Security vs human rights – lessons from Israel

By Marika Sosnowski

By Marika Sosnowski.

This article is a part of our October-November focus on Institutions – you can access more content from this issue here.

In his first press conference as Immigration Minister, Scott Morrison stated that the government was not in the business of providing “shipping news” to people smugglers and that “tactical” issues would not be canvassed with the media. Mr Morrison has also signalled that the Coalition could pull Australia out of the Refugee Convention if it felt it was in a refugee “emergency”. A few weeks ago he announced that people arriving by boat to Australia would now be labelled “illegal”.

Terminology such as this raises serious concerns regarding the Coalition’s stance on human rights. What is also troubling is that, even though the actual word has not yet been used, the catch cry of “security” is undoubtedly the raison d’être underlying these policies.

Of course, “security” has form in the Australian political arena. It was the rationale behind counter-terrorism legislation enacted after the events of September 11, 2001. It was also used to legitimise the secrecy surrounding Tampa and SIEV X, otherwise known as “A Certain Maritime Incident”. While security is a concern for most nations, including Australia, a careful balance needs to be struck between the security of Australian citizens and interests on the one hand and adherence to human rights and freedoms on the other. Many other nations, including the United States, have used security to justify restrictions on human rights. Still, perhaps no other country has had to deal with this conundrum so repeatedly and has done so with as much innovation as Israel.

In Israel, the security argument is clearly reasonable given the current state of affairs in that part of the world. Unfortunately, the argument itself has almost lost some of its significance because it is used ad nauseam by the State as a way of sanctioning its own actions while simultaneously delegitimising those of others. There are many examples. In the 2002 case of the Public Committee Against Torture v State of Israel which focused on the use of targeted killings, the State argued that the petition was not even justiciable because it would, “lead this Court into the heart of the combat zone”, and “into a discussion of issues which are operational par excellence”.

In this case, as well as numerous others, the Israeli High Court found that proportionality must be considered.
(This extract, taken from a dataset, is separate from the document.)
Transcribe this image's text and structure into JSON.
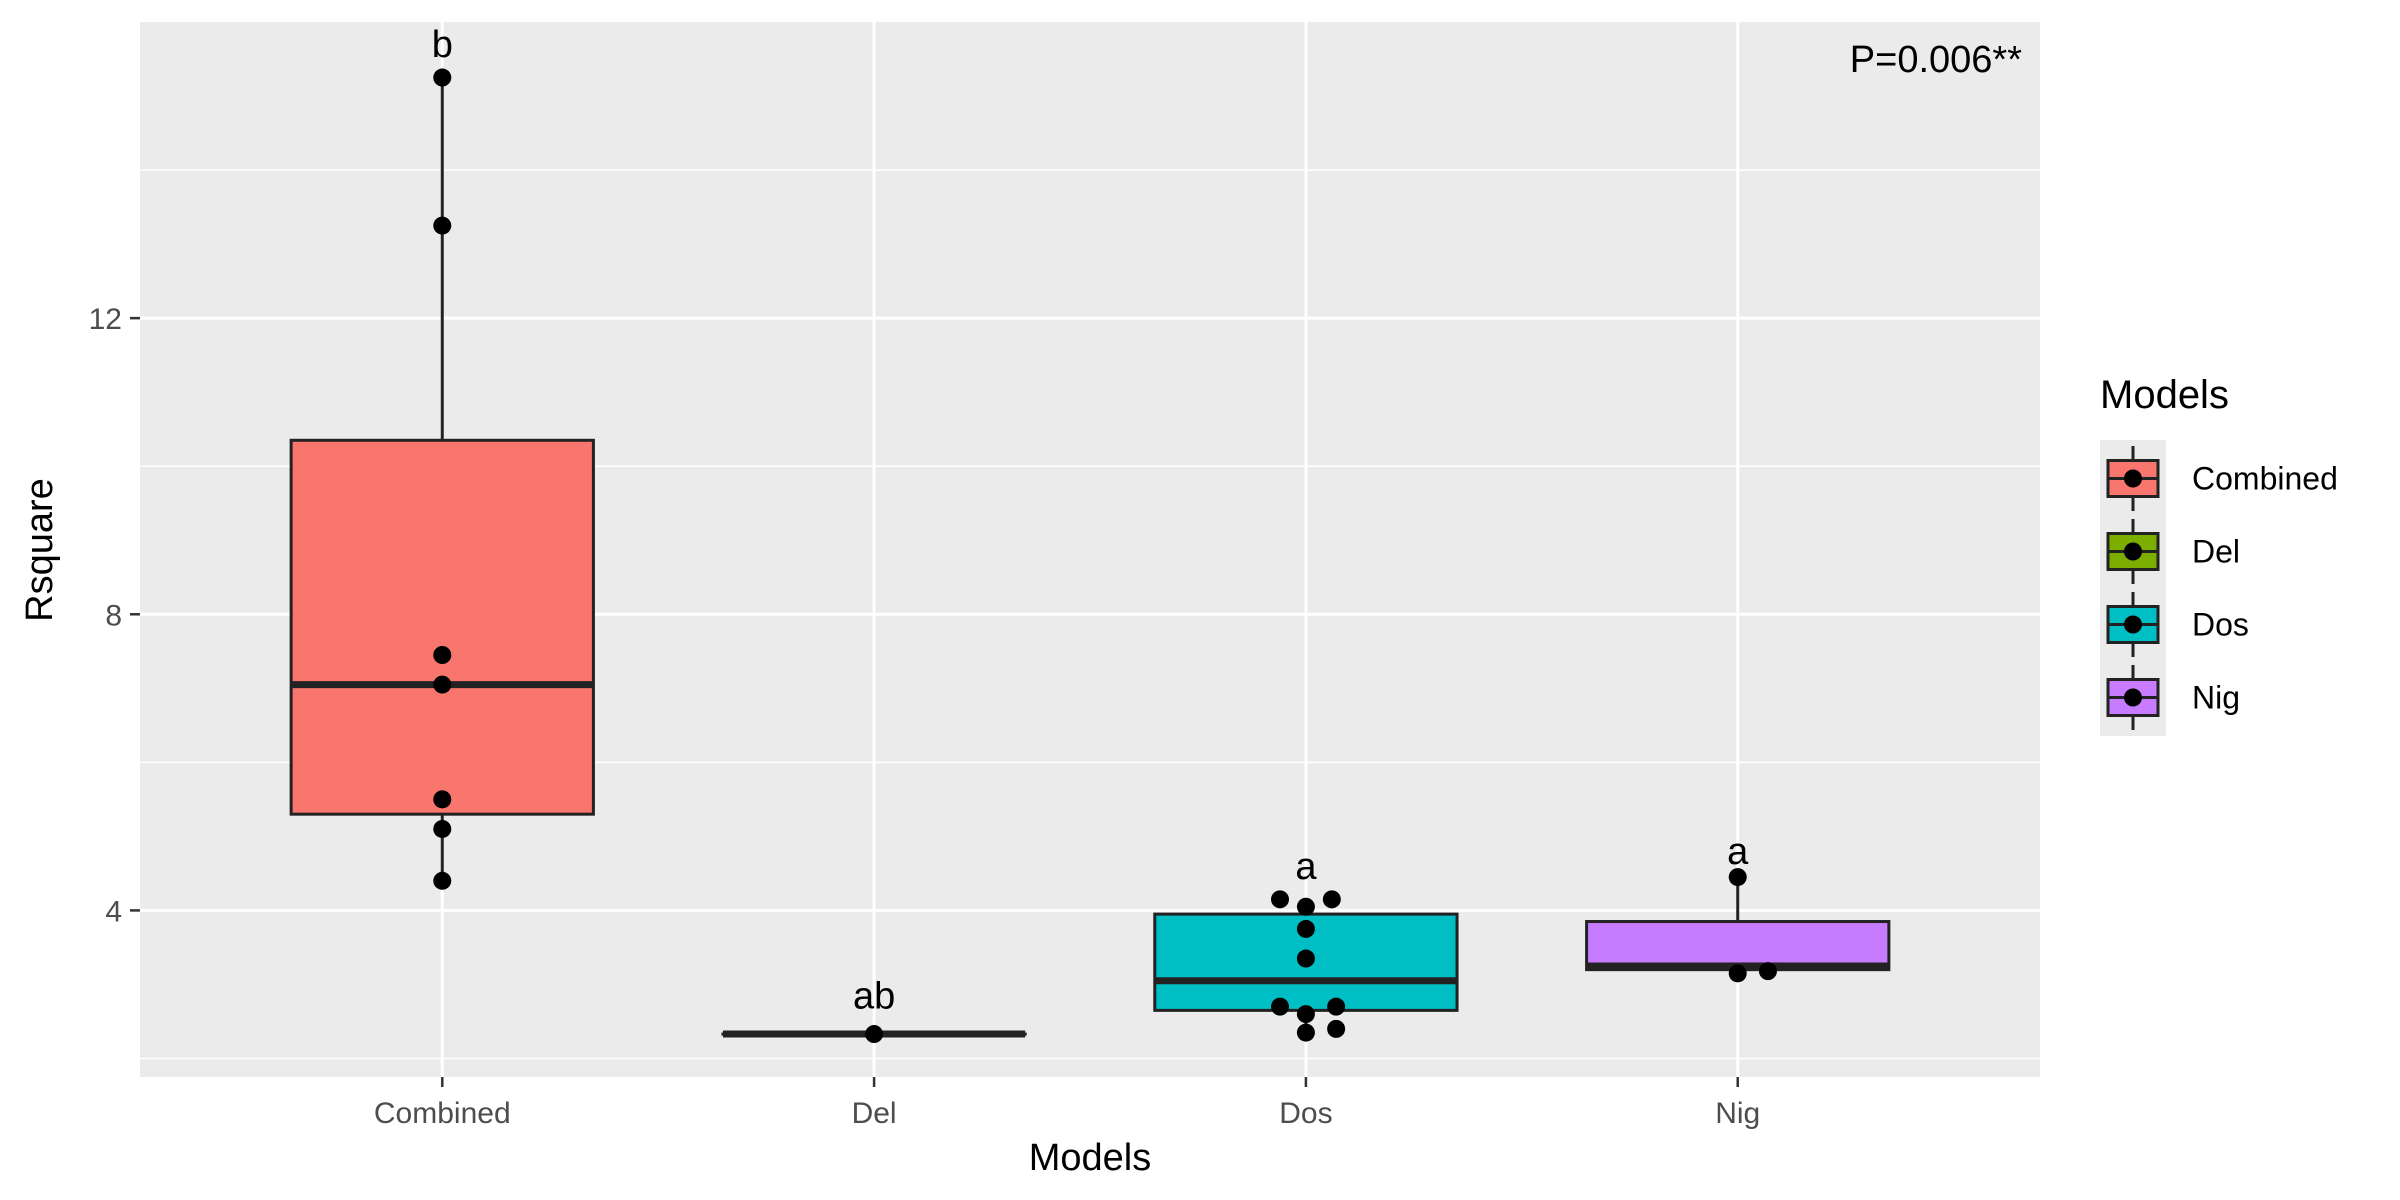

While the Court noted that:

The entire targeted killings policy operates in a secret world in which the public eye does not see the dossier of evidence on the basis of which the targets are determined… In at least one case, it is suspected that there was a mistake in identity, and a person with a name similar to the wanted terrorist, who lived in the same village, was killed;

it nonetheless found that in such cases, a balance must be struck between two conflicting concerns – humanitarian considerations versus the security of the state.

Additionally, the security argument has been used time and again to justify settlement building and occupation of areas claimed by Israel in war. One such example is the Israeli government’s suppression of a comprehensive database on the settlements. The information was painstakingly amassed in 2009 but was considered by the defence establishment, led by then Defense Minister Ehud Barak, to be too politically sensitive to publish. Barak steadfastly refused to release the figures, arguing, amongst other things, that publication could endanger state security.

Shortly before the federal election, the now Immigration Minister Scott Morrison said that any decision to release information about asylum-seeker boats bound for Australia under Operation Sovereign Borders would be in the hands of the Defence Department. According to Mr Morrison, the release of information related to the number of asylum-seeker boats bound for Australia, how many people were on board, or their interception, would need to be considered for “operational reasons”. Additionally, both the Treasury and Attorney-General’s departments have recently refused to disclose departmental briefing notes with the rationale that their release could “have a substantial adverse effect on the proper and efficient conduct” of the department.

Operation Sovereign Borders is a key plank in the Coalition government’s policy to stop boat arrivals. It is a military-led operation and there may be operational reasons for information not being made public. However, in its quest for secrecy, the government seems to be risking putting security concerns ahead of basic human rights. It is also debatable that many of its policies, particularly those related to asylum seekers, are motivated not by security but by political self-interest. The language choices of the Coalition in recent times are regrettable and are clearly designed to try to instill a sense of threat and fear into the Australian public in order to act as justification for its initiatives. It is likely that, soon enough, our own High Court will be called upon to perform a similar balancing act to that of the Israeli High Court in the face of such policy decisions that purportedly pit security against human rights.

Marika Sosnowski has taught Middle East politics at Monash, Melbourne and La Trobe Universities. She has written and spoken about the region for numerous publications and for community radio.